Friday, August 16, 2013

A Serious Man // DVD Review



Larry Gopnik is having a bad day.  This quiet, more than slightly nebbish physics professor's ordinary life is disrupted in an afternoon by a student who tries to bribe him in a failed attempt to raise his midterm grade (later the student tries extortion), he gets into a property line dispute with his goy neighbor, and his wife Judith (Sari Lennik) reveals that she's been seeing a close friend on the sly and wants a divorce.   Plus, his tenure request is endangered by a series of anonymous letters besmirching his character that keep on arriving to members of the tenure board, and the Columbia Record Club is hounding him for payment on a subscription that his son secretly took out in his name.  More bad things happen in the following days, including several sudden deaths, but you get the point. In the midst of this Larry, an observant Jew, wonders where Hashem (the Hebrew word used to refer to God in informal conversation) is in all this madness and confusion. Does life have meaning, or is everything that happens to us the product of random chance?  The rabbis he consults don't seem to know the answer, and one even tells him that Hashem owes him no answer, even though he plants the curiosity within us from the start.  As Larry frustratingly muses, if he gives us the question, why won't he give us the answer?
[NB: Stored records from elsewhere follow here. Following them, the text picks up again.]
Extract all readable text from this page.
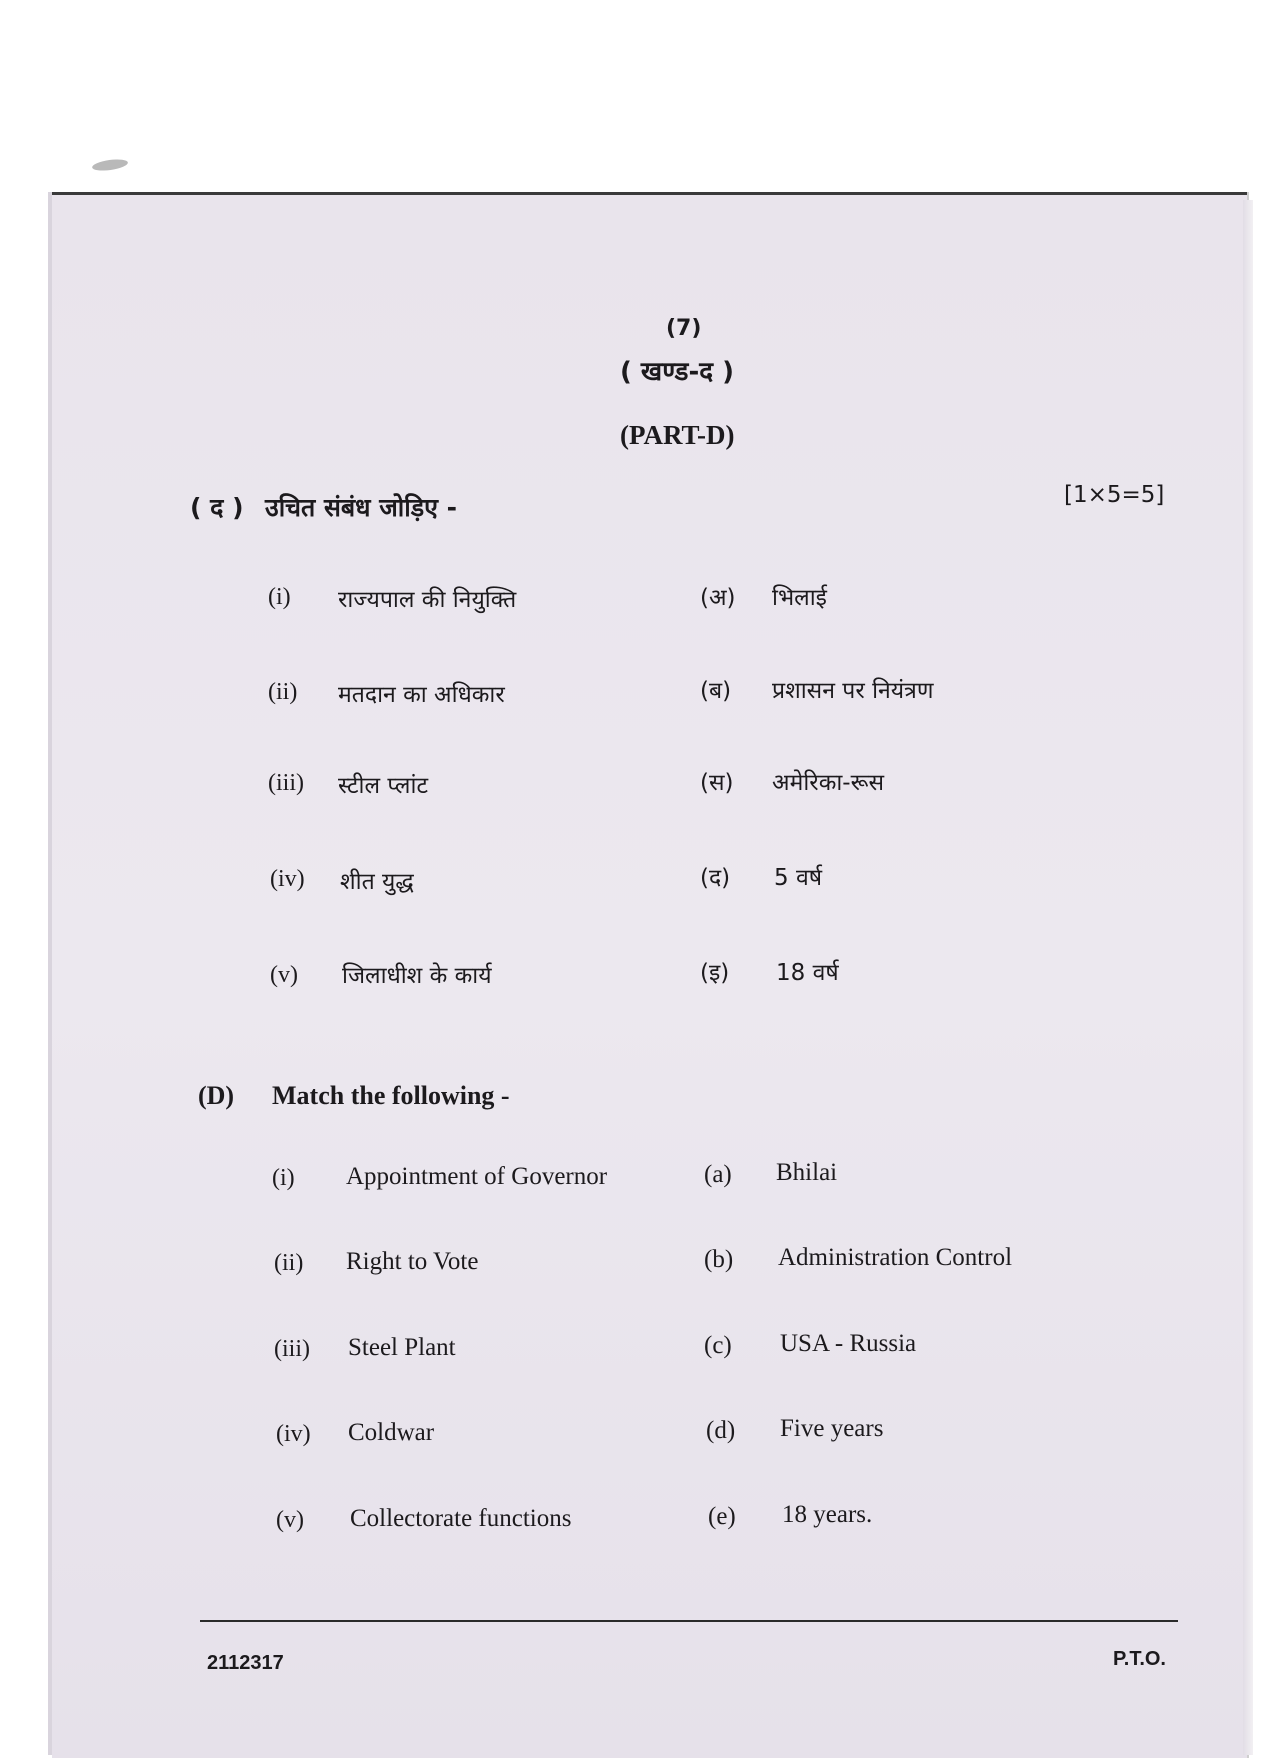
(7)
( खण्ड-द )
(PART-D)
( द ) उचित संबंध जोड़िए -	[1×5=5]
(i) राज्यपाल की नियुक्ति	(अ) भिलाई
(ii) मतदान का अधिकार	(ब) प्रशासन पर नियंत्रण
(iii) स्टील प्लांट	(स) अमेरिका-रूस
(iv) शीत युद्ध	(द) 5 वर्ष
(v) जिलाधीश के कार्य	(इ) 18 वर्ष
(D) Match the following -
(i) Appointment of Governor	(a) Bhilai
(ii) Right to Vote	(b) Administration Control
(iii) Steel Plant	(c) USA - Russia
(iv) Coldwar	(d) Five years
(v) Collectorate functions	(e) 18 years.
2112317	P.T.O.
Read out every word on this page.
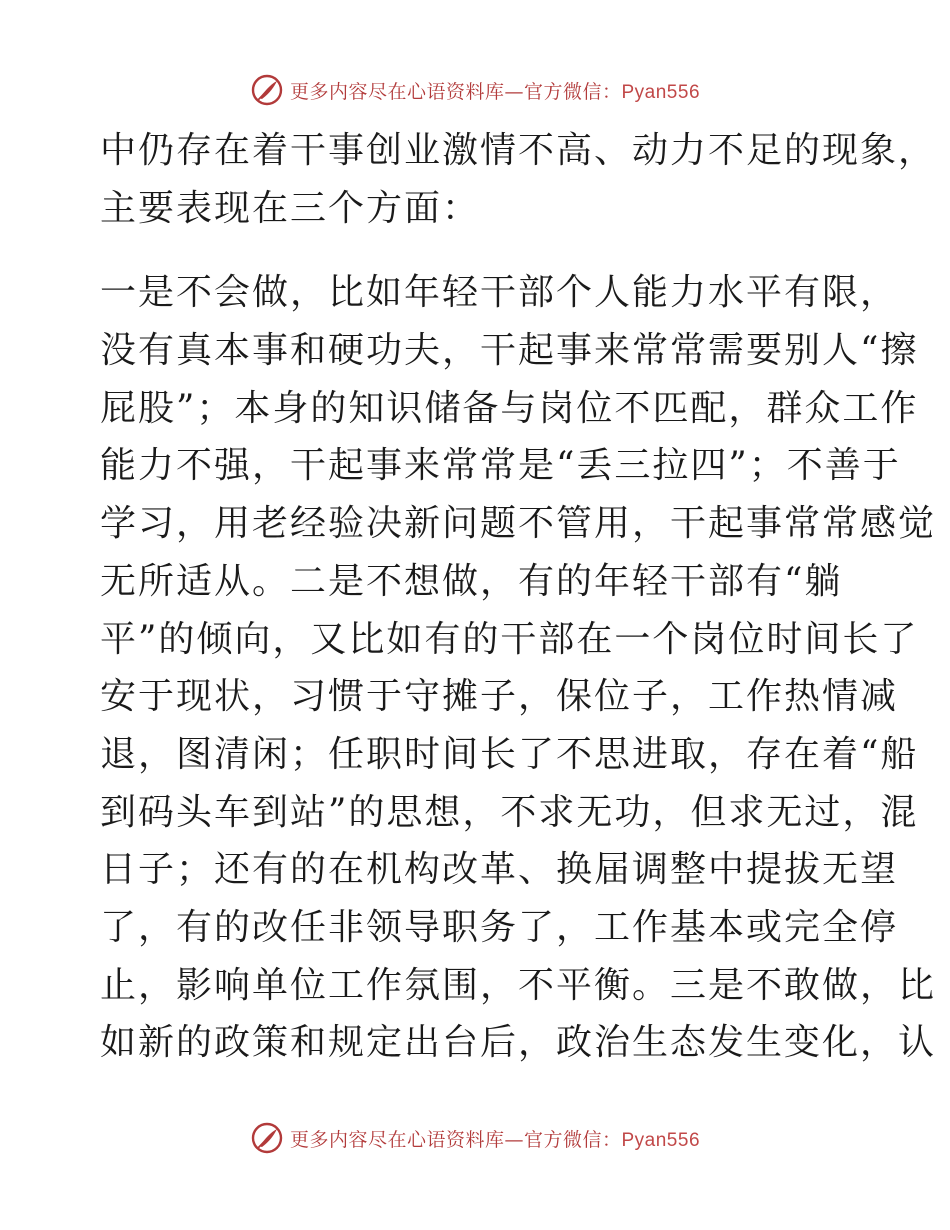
更多内容尽在心语资料库—官方微信：Pyan556
中仍存在着干事创业激情不高、动力不足的现象，
主要表现在三个方面：
一是不会做，比如年轻干部个人能力水平有限，
没有真本事和硬功夫，干起事来常常需要别人“擦
屁股”；本身的知识储备与岗位不匹配，群众工作
能力不强，干起事来常常是“丢三拉四”；不善于
学习，用老经验决新问题不管用，干起事常常感觉
无所适从。二是不想做，有的年轻干部有“躺
平”的倾向，又比如有的干部在一个岗位时间长了
安于现状，习惯于守摊子，保位子，工作热情减
退，图清闲；任职时间长了不思进取，存在着“船
到码头车到站”的思想，不求无功，但求无过，混
日子；还有的在机构改革、换届调整中提拔无望
了，有的改任非领导职务了，工作基本或完全停
止，影响单位工作氛围，不平衡。三是不敢做，比
如新的政策和规定出台后，政治生态发生变化，认
更多内容尽在心语资料库—官方微信：Pyan556
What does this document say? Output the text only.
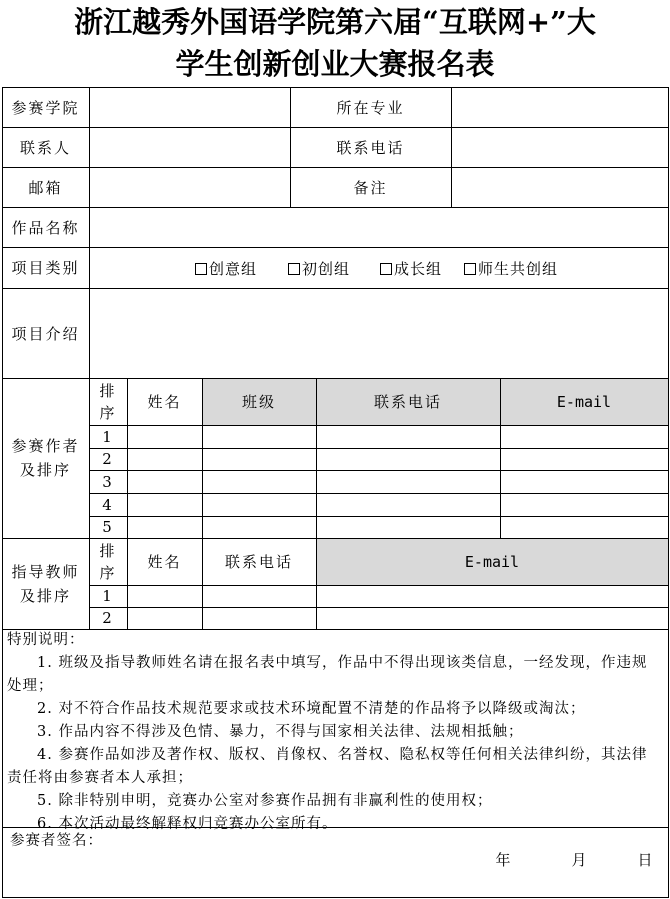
浙江越秀外国语学院第六届“互联网+”大
学生创新创业大赛报名表
参赛学院	所在专业
联系人	联系电话
邮箱	备注
作品名称
项目类别	创意组	初创组	成长组	师生共创组
项目介绍
参赛作者
及排序
排
序
姓名	班级	联系电话	E-mail
1
2
3
4
5
指导教师
及排序
排
序
姓名	联系电话	E-mail
1
2
特别说明：
1. 班级及指导教师姓名请在报名表中填写，作品中不得出现该类信息，一经发现，作违规处理；
2. 对不符合作品技术规范要求或技术环境配置不清楚的作品将予以降级或淘汰；
3. 作品内容不得涉及色情、暴力，不得与国家相关法律、法规相抵触；
4. 参赛作品如涉及著作权、版权、肖像权、名誉权、隐私权等任何相关法律纠纷，其法律责任将由参赛者本人承担；
5. 除非特别申明，竞赛办公室对参赛作品拥有非赢利性的使用权；
6. 本次活动最终解释权归竞赛办公室所有。
参赛者签名：
年	月	日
This is the set up for the Coen Brothers 2009 offering A Serious Man. The film is set in an Upper Midwest, mostly Jewish suburb in 1967.  It's based on Joel and Ethan Coen's own childhood neighborhood in Minnesota, and while the late 60's setting is somewhat superfluous, except to make certain gags possible, it does add to the atmosphere.  Though the film asks serious questions about God and fate, taking a critical view on the existance of a providential God and the ability of religion to answer the deeper questions of life's meaning, it's an affectionate, and often funny look at what it was like to grow up Jewish (albeit in the Coen Brother's dark style).

A Serious Man is billed as a modern retelling of the Book of Job, but the only thing the main character, Larry Gopnik (Michael Stuhlbarg), has in common with his Biblical counter part is that bad things start happening to him, seemingly out of nowhere, and he wonders where God is in all the suffering.  The difference is that Job was a serious man of property and wealth who lost it all, and got it all back, and then some, after his time of trial was over.  If we are honest in reading Job we are left with more questions than answers, even if the Divine author wraps everything up neatly at the end.  Here, Gopnik is an every-man who schleps his way through life, contently enough, to find himself suddenly confronted with calamities that thrown him for an existential loop, forcing him to questions the meaning of life and faith.  When things begin to turn around for the better real problems seem to be barreling down just as the film is ending.  We are left with the same questions as Job, only without the pretty bow and with a dose of palpable dread.

This isn't an easy movie to follow, especially since there really isn't a driving, clearly focused plot, and scenes are inserted that don't seem to be serving the story, such as there is.  This doesn't mean that these bits don't work, because they do; especially a bizarre Yiddish language prologue about a suspected ghost that takes place in another century and location.  Then there's the story of the dentist and goy's teeth; very funny but still leaves you scratching your head as to why we took the detour.  But the scenes themselves work, especially the one about the goy's teeth, in so far as they highlight the idea that life itself is a movie without a plot and the more you try to tease one out the more frustrated you will get. 

What I saw as a key to understanding the movie was an encounter at the end of the film between Larry's son Danny (Aaron Wolf) and the aged Rabbi Marshak (Alan Mandell).  It is the boy's Bar Mitzvah day and he goes into the old sages cluttered and slightly spooky office to be congratulated.  Featured prominently amid all sorts of strange scientific specimens in jars and random bric a brac is a copy of Caravaggio's Sacrifice of Issac, depicting another biblical story that makes one question what God's up to.  As he sits nervously, the grizzled and wizened wise man begins to slowly paraphrase the opening lines to a Jefferson Airplane song popular at the time:

     "When the truth is found to be lies,
     And all the hope within you dies,
     then what?"

This is the key question of the movie, even if Larry hasn't come to see the answers offered by faith to be lies yet.  The Rabbi Nachtner (perfectly played by George Wyner), who Larry consults after an unsatisfying sit down with the "junior" rabbi, can only tell him how God doesn't work as opposed to how he actually does (a later funeral scene shows that he doesn't have a grip on what the afterlife is about either).  He dismisses questions of ultimate meaning as annoying tooth aches that will go away with time.  For his part, Marshak, like the other rabbis, offers no answers, just the grandfatherly admonition to "be a good boy," as he returns the boy's transistor radio that had been confiscated by the Hebrew teacher at the beginning of the movie.  But where does one go when the basic assumptions that guide our life don't seem to be valid anymore?

In the end A Serious Man leaves us with questions, and no answers.  When what we were raised to believe doesn't seem to match up with the realities of life, what do we do?  Do we give in to hopelessness?  Obviously the Christian answer is no; life has a purpose and their is a plan even if we can't figure it out in our own time.  But I don't want to dismiss the questions, because, while God gives us more to work with than Rabbi Nachtner gives him credit for, he does leave plenty of room for mystery, wonder and questioning.  There isn't a person who hasn't had to grapple with these questions at one time or another, including great saints of strong faith.  The Coen Brothers make us grapple with them with humor, irony but also with a clear sense of appreciation for the religious and cultural tradition they were raised in, even if they are unsure how they view its deeper implications.